Communication underlies every stage of the diagnostic process. The Dialog Study aims to characterize the pediatric diagnostic journey, focusing on communication as a source of resilience, in order to ultimately develop and test the efficacy of a structured patient-centered communication intervention in improving outpatient diagnostic safety. In this manuscript, we will describe protocols, data collection instruments, methods, analytic approaches, and theoretical frameworks to be used in to characterize the patient journey in the Dialog Study. Our approach to characterization of the patient journey will attend to patient and structural factors, like race and racism, and language and language access, before developing interventions. Our mixed-methods approach is informed by the Systems Engineering Initiative for Patient Safety (SEIPS) 3.0 framework (which describes the sociotechnical system underpinning diagnoses within the broader context of multiple interactions with different care settings over time) and the Safety II framework (which seeks to understand successful and unsuccessful adaptations to ongoing changes in demand and capacity within the healthcare system). We will assess the validity of different methods to detect diagnostic errors along the diagnostic journey. In doing so, we will emphasize the importance of viewing the diagnostic process as the product of communications situated in systems-of-work that are constantly adapting to everyday challenges.

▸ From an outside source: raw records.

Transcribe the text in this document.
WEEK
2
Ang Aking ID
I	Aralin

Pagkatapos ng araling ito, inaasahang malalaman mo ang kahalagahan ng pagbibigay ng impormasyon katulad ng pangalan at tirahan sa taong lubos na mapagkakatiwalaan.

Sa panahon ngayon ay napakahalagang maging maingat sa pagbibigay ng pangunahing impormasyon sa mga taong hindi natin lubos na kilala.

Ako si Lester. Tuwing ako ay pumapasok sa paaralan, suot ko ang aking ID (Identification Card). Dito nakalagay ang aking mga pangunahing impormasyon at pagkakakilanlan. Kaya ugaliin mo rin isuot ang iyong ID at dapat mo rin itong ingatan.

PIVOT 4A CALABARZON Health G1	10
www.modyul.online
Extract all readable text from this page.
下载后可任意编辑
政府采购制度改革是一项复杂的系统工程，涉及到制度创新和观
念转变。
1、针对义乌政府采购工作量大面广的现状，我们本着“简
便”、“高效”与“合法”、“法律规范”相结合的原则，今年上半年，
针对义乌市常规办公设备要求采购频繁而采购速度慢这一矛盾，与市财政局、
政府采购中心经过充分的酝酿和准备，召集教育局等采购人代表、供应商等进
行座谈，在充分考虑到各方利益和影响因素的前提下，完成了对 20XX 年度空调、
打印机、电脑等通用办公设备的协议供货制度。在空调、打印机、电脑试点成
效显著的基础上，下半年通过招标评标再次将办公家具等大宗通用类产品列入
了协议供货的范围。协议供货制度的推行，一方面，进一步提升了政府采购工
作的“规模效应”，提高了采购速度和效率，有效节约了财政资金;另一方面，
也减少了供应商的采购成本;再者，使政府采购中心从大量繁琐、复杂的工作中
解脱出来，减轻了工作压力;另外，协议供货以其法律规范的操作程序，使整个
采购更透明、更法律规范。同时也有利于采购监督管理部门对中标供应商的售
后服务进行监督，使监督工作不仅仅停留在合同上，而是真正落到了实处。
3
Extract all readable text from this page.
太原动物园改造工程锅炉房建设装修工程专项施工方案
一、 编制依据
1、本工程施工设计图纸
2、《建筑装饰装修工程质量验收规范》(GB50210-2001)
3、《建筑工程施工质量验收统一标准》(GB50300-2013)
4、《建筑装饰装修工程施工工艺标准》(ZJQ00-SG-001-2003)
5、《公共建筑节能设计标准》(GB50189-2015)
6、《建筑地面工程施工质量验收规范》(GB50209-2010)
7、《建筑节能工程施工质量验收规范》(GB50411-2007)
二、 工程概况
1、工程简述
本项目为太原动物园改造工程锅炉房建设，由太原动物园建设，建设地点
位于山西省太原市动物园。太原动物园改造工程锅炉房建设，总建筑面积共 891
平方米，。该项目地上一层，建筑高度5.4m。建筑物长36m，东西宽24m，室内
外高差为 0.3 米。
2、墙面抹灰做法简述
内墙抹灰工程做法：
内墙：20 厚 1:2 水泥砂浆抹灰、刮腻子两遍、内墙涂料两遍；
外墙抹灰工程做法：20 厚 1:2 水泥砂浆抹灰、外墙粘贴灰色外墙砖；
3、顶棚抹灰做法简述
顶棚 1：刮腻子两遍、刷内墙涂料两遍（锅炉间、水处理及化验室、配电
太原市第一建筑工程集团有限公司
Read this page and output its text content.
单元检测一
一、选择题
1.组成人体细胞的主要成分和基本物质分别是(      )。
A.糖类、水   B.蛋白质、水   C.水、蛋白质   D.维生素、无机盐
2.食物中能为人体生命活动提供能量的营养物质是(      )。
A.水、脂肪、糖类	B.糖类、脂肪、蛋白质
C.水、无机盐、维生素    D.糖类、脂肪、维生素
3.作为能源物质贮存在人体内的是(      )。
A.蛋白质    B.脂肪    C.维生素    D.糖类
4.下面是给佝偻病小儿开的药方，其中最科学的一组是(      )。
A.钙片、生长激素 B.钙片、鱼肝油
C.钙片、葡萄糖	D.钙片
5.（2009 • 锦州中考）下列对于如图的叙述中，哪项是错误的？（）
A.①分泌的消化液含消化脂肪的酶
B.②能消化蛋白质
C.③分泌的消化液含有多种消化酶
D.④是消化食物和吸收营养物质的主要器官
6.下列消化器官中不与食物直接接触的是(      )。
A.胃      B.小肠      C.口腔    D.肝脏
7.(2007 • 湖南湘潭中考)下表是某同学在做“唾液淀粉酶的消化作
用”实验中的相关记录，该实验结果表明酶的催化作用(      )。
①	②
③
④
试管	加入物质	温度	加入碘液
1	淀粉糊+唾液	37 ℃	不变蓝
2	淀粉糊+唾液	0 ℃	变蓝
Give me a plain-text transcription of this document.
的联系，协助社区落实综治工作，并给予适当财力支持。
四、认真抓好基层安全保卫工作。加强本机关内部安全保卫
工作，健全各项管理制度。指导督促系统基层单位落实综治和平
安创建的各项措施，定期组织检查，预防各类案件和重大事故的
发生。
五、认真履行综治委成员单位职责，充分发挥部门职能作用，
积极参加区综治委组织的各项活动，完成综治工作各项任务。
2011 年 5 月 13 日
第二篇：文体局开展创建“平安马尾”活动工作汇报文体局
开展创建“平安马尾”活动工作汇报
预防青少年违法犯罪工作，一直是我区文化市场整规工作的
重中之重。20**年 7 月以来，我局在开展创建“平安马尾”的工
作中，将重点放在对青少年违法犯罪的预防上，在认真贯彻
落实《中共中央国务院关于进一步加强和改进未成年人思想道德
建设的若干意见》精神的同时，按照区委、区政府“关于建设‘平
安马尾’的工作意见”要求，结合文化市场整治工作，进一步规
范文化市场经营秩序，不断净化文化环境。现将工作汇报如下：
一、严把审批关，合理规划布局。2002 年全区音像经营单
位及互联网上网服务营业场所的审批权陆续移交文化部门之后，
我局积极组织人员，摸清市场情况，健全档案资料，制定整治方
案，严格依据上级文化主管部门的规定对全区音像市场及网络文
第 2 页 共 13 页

Keywords: ambulatory care; communication; diagnosis; diagnostic process; patient safety; pediatrics; primary care; safety II.

Grants and funding

The author(s) declare that financial support was received for the research, authorship, and/or publication of this article. This project was funded as a Center for Diagnostic Excellence to Re-Engineering Patient and Family Communication to Improve Diagnostic Safety Resilience (R18HS029346–01) by the Agency for Healthcare Research and Quality (AHRQ), U.S. Department of Health and Human Services (HHS). KM is supported by AHRQ T32 HS 000063. AK efforts were supported by R01HS028930.